For a moment, nobody spoke. Then Gonzalez cleared his throat. “It’s like I said. A polar bear attack. Now, can we get him wrapped up and stowed in a meat locker?”
“It could be human,” Wolff replied. His voice was quiet but steady.
“Are you crazy?” Gonzalez said. “Look at the wounds!”
“People high on certain illegal drugs have been known to fall into ferocious, murderous rages. With the right kind of implement-weapon-this kind of damage could be inflicted.” He turned to Marshall. “Isn’t that right?”
Marshall glanced back at the body. “The chest wound is about ten centimeters wide, with a total depth of almost eight centimeters. The amount of pressure to inflict such a wound would be massive, requiring tremendous strength.”
“Such as a polar bear,” said Gonzalez.
“Frankly, I’m surprised even a polar bear could create wounds like that,” Marshall replied.
“A killer could do it,” said Wolff. “If given time to land enough blows.”
“What about this, then?” With the probe, Marshall lifted the left leg at the knee. The foot swung loosely-too loosely-and hung at an odd angle. “It’s bitten almost completely through, hanging by a few tendons.”
“Simulated bite marks,” Wolff replied. “Created to cause fear and unease.”
“For what purpose?” asked Sully.
“To keep the curious away from the site where the cat’s body has been cached.”
Marshall sighed. “So you’re telling us that whoever stole the cat is willing to kill-kill in the most outrageous and savage fashion imaginable-to protect his prize?”
“He or she was willing to come up here, pretend to be one of us,” Wolff countered. “Willing to spend the time and the money, take a terrible risk. Why not?”
Marshall looked speculatively at him. “I don’t see why you refuse to accept the far simpler, far more rational explanation: this man blundered into the path of a polar bear and got killed as a result. Polar bears are ferocious, known man-killers. Why can’t you believe that?”
Wolff’s eyes glinted in the harsh artificial light. “Dr. Marshall, you speak of simple, rational explanations. I can’t accept that a polar bear did this for one very simple, very rational reason: if there is no thief-if a polar bear did this-then where did the cat go…and why is it missing?”
Throughout the meeting in the infirmary, Conti had remained silent, preferring to keep his observations to himself. As the group broke up, he stayed behind for a moment, watching Gonzalez and the newly returned Private Phillips carefully wrap the body in preparation for storage.
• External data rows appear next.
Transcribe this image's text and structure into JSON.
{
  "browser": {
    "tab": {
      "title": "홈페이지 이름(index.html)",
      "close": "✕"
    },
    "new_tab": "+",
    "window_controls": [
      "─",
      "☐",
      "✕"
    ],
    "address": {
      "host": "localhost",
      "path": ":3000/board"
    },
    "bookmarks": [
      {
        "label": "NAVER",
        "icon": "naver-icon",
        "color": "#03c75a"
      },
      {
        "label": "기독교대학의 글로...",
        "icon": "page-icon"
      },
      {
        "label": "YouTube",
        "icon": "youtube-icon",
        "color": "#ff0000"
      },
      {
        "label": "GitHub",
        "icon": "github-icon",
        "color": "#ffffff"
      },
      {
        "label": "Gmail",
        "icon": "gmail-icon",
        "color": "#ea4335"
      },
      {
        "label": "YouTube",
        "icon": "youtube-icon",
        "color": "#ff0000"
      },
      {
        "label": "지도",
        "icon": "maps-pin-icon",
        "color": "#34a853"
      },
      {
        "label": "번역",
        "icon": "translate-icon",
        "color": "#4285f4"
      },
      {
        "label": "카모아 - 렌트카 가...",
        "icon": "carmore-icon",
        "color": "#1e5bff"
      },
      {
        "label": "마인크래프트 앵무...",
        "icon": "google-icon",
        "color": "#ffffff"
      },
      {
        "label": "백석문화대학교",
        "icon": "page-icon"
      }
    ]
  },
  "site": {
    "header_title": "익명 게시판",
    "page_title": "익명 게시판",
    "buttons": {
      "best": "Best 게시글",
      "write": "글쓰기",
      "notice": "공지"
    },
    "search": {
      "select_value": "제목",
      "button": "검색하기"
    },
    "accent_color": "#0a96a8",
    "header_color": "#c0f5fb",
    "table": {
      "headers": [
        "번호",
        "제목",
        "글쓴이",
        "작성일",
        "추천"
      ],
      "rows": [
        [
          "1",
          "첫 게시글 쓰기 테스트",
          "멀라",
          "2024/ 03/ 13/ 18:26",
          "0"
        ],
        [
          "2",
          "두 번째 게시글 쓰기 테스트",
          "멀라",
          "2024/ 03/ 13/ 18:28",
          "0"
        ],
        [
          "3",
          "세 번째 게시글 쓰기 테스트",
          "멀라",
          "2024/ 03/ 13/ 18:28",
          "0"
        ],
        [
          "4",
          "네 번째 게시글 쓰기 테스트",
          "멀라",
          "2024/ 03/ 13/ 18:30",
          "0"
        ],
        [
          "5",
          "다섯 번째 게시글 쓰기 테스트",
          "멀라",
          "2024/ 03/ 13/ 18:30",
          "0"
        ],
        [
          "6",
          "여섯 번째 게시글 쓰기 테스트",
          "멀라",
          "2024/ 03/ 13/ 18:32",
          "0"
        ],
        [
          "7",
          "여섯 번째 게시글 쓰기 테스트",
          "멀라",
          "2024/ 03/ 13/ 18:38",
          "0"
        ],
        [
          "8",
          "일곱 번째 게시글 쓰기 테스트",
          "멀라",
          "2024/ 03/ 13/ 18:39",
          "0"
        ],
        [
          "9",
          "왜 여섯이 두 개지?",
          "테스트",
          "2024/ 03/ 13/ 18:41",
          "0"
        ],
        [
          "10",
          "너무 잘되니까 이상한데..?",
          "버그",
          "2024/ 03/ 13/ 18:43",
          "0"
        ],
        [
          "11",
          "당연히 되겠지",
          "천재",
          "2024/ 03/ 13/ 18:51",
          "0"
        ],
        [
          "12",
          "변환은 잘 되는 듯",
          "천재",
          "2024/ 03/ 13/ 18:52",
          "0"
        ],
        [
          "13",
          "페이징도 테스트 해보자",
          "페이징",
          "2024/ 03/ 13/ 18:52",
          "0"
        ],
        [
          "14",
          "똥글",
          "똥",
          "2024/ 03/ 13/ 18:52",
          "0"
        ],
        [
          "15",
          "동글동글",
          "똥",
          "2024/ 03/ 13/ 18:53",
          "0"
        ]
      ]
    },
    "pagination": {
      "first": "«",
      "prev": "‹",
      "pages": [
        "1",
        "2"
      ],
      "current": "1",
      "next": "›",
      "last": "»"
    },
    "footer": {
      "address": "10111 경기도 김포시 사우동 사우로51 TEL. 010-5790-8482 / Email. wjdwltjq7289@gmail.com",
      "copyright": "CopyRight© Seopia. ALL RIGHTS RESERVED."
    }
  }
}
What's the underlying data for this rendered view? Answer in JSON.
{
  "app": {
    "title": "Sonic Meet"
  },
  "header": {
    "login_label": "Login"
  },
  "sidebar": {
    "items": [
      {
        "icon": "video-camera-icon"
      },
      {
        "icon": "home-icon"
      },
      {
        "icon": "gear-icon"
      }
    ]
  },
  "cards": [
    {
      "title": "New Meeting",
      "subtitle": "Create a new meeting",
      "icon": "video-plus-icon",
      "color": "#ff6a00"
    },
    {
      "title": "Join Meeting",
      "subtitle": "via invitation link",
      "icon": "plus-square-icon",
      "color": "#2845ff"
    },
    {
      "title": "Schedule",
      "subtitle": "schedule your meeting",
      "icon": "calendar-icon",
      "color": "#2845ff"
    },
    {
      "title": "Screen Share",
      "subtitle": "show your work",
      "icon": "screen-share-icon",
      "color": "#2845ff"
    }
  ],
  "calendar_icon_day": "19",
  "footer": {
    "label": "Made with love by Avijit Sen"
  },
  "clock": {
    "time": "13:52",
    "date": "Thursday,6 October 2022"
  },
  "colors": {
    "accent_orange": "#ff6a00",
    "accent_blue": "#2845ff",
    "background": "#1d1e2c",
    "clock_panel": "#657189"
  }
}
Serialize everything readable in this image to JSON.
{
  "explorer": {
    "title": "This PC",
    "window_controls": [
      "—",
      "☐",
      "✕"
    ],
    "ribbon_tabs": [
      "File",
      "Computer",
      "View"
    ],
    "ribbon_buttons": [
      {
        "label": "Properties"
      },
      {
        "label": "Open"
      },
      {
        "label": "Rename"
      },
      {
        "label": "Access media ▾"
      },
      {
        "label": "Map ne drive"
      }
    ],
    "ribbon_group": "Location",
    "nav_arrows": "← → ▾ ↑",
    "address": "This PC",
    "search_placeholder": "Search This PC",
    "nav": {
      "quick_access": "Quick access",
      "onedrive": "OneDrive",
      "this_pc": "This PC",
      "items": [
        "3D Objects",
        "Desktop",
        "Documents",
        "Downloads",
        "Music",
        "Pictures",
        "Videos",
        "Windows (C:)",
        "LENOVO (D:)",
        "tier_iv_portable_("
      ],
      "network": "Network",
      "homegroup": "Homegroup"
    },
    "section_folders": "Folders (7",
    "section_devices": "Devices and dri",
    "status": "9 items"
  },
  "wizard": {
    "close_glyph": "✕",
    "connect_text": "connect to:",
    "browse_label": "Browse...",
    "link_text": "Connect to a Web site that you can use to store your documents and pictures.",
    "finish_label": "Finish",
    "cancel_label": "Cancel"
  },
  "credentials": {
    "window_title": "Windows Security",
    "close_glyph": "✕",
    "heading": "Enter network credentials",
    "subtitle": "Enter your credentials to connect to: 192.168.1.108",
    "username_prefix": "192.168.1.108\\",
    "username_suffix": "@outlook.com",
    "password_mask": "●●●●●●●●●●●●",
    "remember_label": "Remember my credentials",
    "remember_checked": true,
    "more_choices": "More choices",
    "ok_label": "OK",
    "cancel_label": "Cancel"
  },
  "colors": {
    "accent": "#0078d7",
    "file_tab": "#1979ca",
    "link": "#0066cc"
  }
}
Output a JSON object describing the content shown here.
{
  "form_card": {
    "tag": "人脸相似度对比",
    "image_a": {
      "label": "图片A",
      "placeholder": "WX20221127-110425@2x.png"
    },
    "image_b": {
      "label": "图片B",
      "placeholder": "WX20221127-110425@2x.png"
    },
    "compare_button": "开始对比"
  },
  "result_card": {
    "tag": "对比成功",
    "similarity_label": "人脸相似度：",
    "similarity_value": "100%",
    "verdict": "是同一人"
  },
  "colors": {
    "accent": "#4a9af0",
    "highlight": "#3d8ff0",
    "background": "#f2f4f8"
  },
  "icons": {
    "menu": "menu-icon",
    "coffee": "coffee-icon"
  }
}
From the soldiers’ chatter he’d learned that, in order to isolate the corpse from the rest of the personnel, a spare meat locker in the south wing would be used. Now he began making his way slowly and thoughtfully back to the central section of the base.
As he reached the entrance plaza, he saw Fortnum and Toussaint approaching.
“Emilio,” Fortnum said. “We heard you wanted to see us?”
Conti glanced around quickly before answering. The plaza was empty, the guard station temporarily unattended. Conti lowered his voice anyway.